Gain of glycosylation in integrin α3 causes lung disease and nephrotic syndrome

Contains fulltext : 107969.pdf (Publisher’s version ) (Open Access) Integrins are transmembrane alphabeta glycoproteins that connect the extracellular matrix to the cytoskeleton. The laminin-binding integrin alpha3beta1 is expressed at high levels in lung epithelium and in kidney podocytes. In podocytes, alpha3beta1 associates with the tetraspanin CD151 to maintain a functional filtration barrier. Here, we report on a patient homozygous for a novel missense mutation in the human ITGA3 gene, causing fatal interstitial lung disease and congenital nephrotic syndrome.
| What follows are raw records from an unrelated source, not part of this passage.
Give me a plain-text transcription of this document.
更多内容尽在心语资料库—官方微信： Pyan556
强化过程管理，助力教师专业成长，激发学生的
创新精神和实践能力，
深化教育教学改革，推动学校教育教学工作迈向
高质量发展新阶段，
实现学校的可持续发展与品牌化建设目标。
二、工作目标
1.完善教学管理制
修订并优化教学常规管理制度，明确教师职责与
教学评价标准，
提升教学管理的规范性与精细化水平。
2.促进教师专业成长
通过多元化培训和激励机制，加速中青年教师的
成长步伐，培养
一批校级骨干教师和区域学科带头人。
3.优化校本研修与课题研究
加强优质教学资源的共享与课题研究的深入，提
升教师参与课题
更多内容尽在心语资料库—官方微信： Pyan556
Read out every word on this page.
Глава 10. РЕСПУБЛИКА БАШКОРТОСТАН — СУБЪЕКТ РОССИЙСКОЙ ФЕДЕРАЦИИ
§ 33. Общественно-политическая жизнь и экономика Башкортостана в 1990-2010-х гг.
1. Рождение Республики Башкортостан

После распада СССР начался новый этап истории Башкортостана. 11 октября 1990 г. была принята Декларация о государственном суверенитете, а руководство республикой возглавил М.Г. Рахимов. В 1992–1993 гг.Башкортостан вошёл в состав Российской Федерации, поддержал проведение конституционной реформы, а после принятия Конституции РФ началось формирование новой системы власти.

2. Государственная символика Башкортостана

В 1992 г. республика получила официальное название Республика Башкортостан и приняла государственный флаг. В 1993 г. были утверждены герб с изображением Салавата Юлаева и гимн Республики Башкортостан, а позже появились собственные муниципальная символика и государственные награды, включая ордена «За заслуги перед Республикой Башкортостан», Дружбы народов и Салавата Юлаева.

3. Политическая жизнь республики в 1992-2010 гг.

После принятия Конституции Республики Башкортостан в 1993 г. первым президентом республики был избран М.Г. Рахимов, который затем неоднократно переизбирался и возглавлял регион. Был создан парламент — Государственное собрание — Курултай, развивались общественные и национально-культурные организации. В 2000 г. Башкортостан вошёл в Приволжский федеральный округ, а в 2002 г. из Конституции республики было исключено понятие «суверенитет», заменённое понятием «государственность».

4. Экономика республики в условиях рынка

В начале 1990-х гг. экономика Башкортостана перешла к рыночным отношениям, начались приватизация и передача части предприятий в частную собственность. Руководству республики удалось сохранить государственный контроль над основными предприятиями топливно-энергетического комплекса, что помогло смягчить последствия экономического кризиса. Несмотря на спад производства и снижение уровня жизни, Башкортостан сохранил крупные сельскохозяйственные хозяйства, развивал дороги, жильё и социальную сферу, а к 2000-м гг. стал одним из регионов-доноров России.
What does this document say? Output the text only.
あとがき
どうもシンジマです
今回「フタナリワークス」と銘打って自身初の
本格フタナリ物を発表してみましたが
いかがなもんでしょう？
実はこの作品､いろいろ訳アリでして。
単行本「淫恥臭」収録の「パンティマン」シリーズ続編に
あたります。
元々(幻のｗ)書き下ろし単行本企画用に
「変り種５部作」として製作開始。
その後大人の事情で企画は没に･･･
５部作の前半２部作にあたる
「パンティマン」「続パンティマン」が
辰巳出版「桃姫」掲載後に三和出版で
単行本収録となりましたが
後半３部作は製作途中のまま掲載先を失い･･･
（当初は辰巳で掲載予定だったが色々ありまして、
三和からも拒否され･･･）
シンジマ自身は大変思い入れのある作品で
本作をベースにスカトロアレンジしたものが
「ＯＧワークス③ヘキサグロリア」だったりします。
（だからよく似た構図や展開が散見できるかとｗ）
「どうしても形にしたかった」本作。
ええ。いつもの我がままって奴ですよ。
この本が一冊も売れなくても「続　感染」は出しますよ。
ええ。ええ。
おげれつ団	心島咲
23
The mutation caused an alanine-to-serine substitution in the integrin alpha3 subunit, thereby introducing an N-glycosylation motif at amino acid position 349. We expressed this mutant form of ITGA3 in murine podocytes and found that hyperglycosylation of the alpha3 precursor prevented its heterodimerization with beta1, whereas CD151 association with the alpha3 subunit occurred normally. Consequently, the beta1 precursor accumulated in the ER, and the mutant alpha3 precursor was degraded by the ubiquitin-proteasome system. Thus, these findings uncover a gain-of-glycosylation mutation in ITGA3 that prevents the biosynthesis of functional alpha3beta1, causing a fatal multiorgan disorder.